Immunoprecipitation-western blot (IP-western)
The anti-DC-STAMP monoclonal antibody (mAb) was used to immunoprecipitate DC-STAMP from cells treated with RANKL for 2 days. The Native Membrane Protein Extraction Kit (Calbiochem, San Diego, CA, USA) was used to extract membrane fraction proteins according to the manufacturer’s instructions. The extracted membrane fraction proteins were immunoprecipitated using the EZView Red Protein A Affinity Gel beads (Sigma) after incubation for 1 hour at 4 °C with anti-DC-STAMP mAb to form antibody-antigen complexes.
Following immunoprecipitation, immunoblotting was done using by loading the immunoprecipitated protein onto a 10% gel for SDS-PAGE. The separated proteins were blotted onto a PVDF membrane using a wet-transfer method. After transfer, the membrane was blocked for 1 hr at room temperature with 5% BSA (Sigma) in TBST. Then, either the anti-DC-STAMP mAb clone 1A2, commercially-available rabbit anti-mouse DC-STAMP polyclonal antibody KR104 (Cosmo Bio, Tokyo, Japan), or mouse IgG (Caltag, Burlingame, CA, USA) was added at a 1:1000 dilution in the blocking solution overnight at 4 °C. Following washes in TBST, goat anti-mouse IgG horse-radish peroxidase conjugate (BioRad) was added at a 1:3000 dilution, followed by more TBST washes.
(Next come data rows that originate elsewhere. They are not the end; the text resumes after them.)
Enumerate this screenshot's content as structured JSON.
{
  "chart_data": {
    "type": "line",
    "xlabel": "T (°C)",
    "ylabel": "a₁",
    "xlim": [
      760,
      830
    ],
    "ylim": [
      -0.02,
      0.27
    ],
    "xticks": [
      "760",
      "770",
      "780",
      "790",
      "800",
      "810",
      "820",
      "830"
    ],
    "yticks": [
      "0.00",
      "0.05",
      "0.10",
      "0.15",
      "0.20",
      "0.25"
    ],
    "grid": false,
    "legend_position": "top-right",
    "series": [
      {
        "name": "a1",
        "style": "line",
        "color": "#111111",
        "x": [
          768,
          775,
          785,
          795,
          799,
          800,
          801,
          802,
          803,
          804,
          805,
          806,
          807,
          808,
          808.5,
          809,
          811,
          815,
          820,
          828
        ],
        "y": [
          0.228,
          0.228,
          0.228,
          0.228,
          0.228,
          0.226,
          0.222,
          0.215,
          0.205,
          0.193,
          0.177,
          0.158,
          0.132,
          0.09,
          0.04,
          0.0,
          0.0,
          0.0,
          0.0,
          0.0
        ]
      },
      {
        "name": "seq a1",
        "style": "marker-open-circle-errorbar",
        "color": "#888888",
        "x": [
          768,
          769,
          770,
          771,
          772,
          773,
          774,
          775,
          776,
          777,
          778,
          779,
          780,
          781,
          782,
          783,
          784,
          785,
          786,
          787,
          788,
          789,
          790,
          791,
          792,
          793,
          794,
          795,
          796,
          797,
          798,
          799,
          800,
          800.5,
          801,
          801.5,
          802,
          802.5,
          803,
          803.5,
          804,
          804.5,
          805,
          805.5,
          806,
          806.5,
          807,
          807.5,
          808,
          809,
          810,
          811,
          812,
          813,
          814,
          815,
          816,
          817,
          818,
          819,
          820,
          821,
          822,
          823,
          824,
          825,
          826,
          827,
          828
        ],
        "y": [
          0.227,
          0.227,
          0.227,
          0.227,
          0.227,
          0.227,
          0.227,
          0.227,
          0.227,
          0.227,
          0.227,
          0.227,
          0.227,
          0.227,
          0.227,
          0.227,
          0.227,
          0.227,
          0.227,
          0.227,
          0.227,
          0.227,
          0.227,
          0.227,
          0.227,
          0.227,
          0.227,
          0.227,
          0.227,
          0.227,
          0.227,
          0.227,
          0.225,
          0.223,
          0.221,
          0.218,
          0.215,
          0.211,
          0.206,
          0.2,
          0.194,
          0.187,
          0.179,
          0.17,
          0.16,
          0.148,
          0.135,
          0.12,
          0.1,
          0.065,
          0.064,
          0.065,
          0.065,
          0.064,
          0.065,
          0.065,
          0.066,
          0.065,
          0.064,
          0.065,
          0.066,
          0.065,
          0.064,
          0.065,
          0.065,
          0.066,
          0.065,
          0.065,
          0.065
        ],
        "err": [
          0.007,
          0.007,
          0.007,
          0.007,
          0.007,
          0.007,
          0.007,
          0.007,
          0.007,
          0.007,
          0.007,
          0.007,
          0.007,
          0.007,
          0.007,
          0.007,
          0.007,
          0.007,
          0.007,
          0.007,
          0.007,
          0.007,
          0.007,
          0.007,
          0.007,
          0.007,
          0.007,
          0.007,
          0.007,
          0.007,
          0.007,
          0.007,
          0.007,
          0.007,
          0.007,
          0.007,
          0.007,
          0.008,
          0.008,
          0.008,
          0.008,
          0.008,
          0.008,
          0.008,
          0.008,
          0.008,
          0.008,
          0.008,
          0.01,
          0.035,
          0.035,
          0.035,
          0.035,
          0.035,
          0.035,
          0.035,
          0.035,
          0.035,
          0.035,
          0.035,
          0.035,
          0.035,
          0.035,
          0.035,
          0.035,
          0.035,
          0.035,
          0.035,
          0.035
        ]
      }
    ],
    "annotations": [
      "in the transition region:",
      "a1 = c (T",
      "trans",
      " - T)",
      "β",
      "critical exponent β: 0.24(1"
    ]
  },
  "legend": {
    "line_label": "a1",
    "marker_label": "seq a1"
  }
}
The blots were developed with the SuperSignal West Femto chemiluminescent substrate kit (Pierce, Rockford, IL, USA) and imaged on Kodak scientific films (Eastman Kodak, Rochester, NY, USA).
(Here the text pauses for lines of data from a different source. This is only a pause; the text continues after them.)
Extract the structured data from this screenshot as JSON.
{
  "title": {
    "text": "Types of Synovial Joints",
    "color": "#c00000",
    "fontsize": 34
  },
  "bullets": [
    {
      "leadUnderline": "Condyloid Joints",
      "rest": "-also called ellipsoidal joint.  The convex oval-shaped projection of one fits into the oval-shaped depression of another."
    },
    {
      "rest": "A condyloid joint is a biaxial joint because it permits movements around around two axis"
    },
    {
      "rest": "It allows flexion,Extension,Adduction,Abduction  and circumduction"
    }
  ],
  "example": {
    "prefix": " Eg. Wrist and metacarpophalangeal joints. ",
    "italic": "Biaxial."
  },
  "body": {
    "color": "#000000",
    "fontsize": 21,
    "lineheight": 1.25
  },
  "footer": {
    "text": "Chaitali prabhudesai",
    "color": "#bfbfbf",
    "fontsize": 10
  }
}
RAW cells and murine bone marrow macrophages were stained in the dark on ice with FITC-conjugated anti-DC-STAMP mAb for 30 min in 1X PBS containing 4% FCS after adding anti- CD16/CD32 to block Fc-receptors (BD Pharmingen, San Jose, CA, USA) for 15 min. 7AAD (Invitrogen) was also added to cells during the 30 min incubation, and it was used to determine which cells to gate for subsequent analysis of DC-STAMP surface protein expression. Permeabilization of the cells for intracellular staining was performed using the Cytofix/Cytoperm kit (BD Biosciences Pharmingen). If cells could not be analyzed the same day, they were fixed in 1% PFA and analyzed the following day. Flow cytometry was performed using a FACSCalibur (Becton Dickinson), FACS was performed on the same day of staining using either a FACS Vantage (Becton Dickinson) and data analysis was done with WinMDI 2.9 software (Scripps Research Institute, La Jolla, CA, USA).
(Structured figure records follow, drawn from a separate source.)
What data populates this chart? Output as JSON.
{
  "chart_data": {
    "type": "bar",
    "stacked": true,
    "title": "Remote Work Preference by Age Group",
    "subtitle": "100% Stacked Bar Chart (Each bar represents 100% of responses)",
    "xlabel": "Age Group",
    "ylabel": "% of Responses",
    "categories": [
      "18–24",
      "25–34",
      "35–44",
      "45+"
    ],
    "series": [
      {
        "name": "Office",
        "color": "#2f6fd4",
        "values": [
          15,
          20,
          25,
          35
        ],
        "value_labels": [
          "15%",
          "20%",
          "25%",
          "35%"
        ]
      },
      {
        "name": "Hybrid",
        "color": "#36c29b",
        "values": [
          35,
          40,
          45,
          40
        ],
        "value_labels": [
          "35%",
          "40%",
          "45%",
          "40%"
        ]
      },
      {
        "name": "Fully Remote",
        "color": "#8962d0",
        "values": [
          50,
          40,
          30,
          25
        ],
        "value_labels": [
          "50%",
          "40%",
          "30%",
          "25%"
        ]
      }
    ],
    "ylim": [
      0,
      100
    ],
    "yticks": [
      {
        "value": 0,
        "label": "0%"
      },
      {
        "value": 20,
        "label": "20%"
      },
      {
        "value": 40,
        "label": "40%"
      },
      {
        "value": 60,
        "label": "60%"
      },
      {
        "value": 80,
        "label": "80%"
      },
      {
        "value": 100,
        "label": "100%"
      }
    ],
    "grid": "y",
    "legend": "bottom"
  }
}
Murine bone marrow macrophages cultured on glass coverslips in 12-well dishes with 100 ng/mL RANKL. Cells were fixed in 4% PFA for 20 min at room temperature for immunofluorescent staining. The cells were then blocked and permeabilized with PBS containing 0.2% BSA and 0.1% saponin for 15 min. The coverslips were incubated at room temperature for 2 hr in a humid chamber with 1A2 anti-DC-STAMP mAb. After 2 hr, PE secondary antibody, DAPI, or phalloidin was added for 45 min at room temperature in the blocking and permeabilization solution. Following the incubation, the coverslips were washed with PBS and mounted on slides for imaging. Images were then assembled, pseudo-colored, and overlaid using Adobe Photoshop 7.0 software (Adobe Systems, San Jose, CA, USA).
Data are presented as means ± standard error of the mean. Student’s t-test or analysis of variance (ANOVA) were performed with a significance level of P<0.05. Statistics were calculated using either Microsoft Excel 9.0 software (Microsoft, Redmond, WA, USA) or the GraphPad PRISM software package (GraphPad Software, La Jolla, CA, USA).